A tomada desta decisão teve alguma dificuldade dado que o
Pontífice não queria que a missa fosse celebrada no mesmo dia e muito menos no
mesmo lugar do encontro ecuménico para evitar confundir os planos, pois, como
justificou, “o encontro ecuménico deve ser preservado no seu profundo
significado, segundo o espírito da unidade”.
Francisco despediu-se da Residência Papal em Igelösa às 8
horas e 30 minutos e percorreu cerca de 36 quilómetros até ao Swedbank Stadium, que dista 3 km do
centro da cidade de Malmö e tem capacidade para acolher 18 mil pessoas.

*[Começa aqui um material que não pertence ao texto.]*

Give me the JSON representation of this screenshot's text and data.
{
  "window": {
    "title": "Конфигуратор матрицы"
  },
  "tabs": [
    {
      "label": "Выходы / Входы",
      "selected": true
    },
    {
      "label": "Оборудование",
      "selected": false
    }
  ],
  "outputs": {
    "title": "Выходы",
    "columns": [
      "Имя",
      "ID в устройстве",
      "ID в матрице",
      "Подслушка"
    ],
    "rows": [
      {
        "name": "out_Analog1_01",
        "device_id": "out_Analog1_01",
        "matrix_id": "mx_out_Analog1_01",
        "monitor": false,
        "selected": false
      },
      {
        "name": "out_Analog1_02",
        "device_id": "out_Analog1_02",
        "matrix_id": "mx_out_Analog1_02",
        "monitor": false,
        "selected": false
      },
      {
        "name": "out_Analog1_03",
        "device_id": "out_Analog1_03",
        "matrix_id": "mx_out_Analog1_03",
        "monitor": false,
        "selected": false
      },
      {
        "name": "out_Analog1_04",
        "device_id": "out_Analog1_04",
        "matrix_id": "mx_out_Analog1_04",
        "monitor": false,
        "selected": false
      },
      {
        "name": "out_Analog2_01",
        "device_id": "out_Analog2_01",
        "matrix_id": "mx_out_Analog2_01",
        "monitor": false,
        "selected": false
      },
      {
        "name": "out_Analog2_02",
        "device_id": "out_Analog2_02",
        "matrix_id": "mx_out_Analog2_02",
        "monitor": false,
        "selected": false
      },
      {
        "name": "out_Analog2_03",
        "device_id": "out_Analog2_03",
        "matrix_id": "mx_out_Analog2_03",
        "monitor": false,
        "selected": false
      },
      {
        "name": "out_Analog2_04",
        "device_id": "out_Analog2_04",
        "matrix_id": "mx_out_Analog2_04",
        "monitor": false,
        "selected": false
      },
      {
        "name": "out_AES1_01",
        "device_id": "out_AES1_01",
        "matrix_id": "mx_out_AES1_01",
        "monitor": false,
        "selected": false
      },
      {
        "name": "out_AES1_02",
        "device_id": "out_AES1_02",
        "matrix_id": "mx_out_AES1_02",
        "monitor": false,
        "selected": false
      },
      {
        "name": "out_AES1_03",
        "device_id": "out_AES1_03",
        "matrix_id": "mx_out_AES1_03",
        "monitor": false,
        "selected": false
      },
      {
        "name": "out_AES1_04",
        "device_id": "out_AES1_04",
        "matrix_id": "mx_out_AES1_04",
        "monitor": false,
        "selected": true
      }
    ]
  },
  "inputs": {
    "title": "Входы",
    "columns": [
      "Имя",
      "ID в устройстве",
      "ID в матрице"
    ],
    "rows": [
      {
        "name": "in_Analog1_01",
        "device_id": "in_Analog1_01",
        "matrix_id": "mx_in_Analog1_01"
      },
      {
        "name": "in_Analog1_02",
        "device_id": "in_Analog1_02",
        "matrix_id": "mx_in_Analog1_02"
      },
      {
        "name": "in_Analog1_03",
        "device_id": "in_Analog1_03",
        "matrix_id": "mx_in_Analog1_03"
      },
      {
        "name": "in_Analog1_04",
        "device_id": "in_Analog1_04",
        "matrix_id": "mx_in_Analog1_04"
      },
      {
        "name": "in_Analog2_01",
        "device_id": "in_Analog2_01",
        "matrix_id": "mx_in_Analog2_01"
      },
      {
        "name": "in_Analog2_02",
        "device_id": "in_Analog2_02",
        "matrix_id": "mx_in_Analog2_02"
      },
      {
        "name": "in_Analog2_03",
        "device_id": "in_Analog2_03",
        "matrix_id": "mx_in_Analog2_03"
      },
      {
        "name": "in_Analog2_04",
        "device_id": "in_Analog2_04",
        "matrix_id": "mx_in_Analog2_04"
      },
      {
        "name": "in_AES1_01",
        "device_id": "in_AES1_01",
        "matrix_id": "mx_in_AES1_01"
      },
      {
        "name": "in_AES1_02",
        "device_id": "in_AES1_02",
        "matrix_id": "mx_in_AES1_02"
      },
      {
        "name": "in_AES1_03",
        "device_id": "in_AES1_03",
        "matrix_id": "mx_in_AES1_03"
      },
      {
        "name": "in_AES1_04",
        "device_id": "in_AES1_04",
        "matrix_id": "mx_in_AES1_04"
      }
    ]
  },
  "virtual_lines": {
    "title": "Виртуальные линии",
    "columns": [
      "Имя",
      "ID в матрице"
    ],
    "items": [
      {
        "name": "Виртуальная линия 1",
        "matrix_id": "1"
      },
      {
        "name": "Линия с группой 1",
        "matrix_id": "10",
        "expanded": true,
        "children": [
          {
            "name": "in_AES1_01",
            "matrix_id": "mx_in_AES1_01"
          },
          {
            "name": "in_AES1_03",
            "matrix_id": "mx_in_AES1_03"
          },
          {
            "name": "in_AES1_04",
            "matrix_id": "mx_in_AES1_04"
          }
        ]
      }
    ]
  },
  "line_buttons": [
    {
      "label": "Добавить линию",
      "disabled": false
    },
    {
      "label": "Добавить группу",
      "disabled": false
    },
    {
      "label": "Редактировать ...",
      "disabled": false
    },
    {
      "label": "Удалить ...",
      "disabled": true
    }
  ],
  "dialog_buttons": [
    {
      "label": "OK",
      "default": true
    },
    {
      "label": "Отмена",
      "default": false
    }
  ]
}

Segundo a informação da Rádio Vaticana, “a alegria pela
presença do Pontífice era perceptível pelos cantos e gritos de alegria e
boas-vindas em espanhol, visto que a Suécia conta com uma grande comunidade
sul-americana, formada especialmente por chilenos e mexicanos”. Com efeito, os
católicos, que representam pouco mais de 1% da população sueca, formam uma
comunidade constituída também por muitos estrangeiros, principalmente por
polacos, seguida pelos croatas, latino-americanos e cristãos do Médio Oriente
de diversos ritos. A Igreja local conta com uma única circunscrição eclesiástica,
a Diocese de Estocolmo, liderada por Dom Anders Arborelius.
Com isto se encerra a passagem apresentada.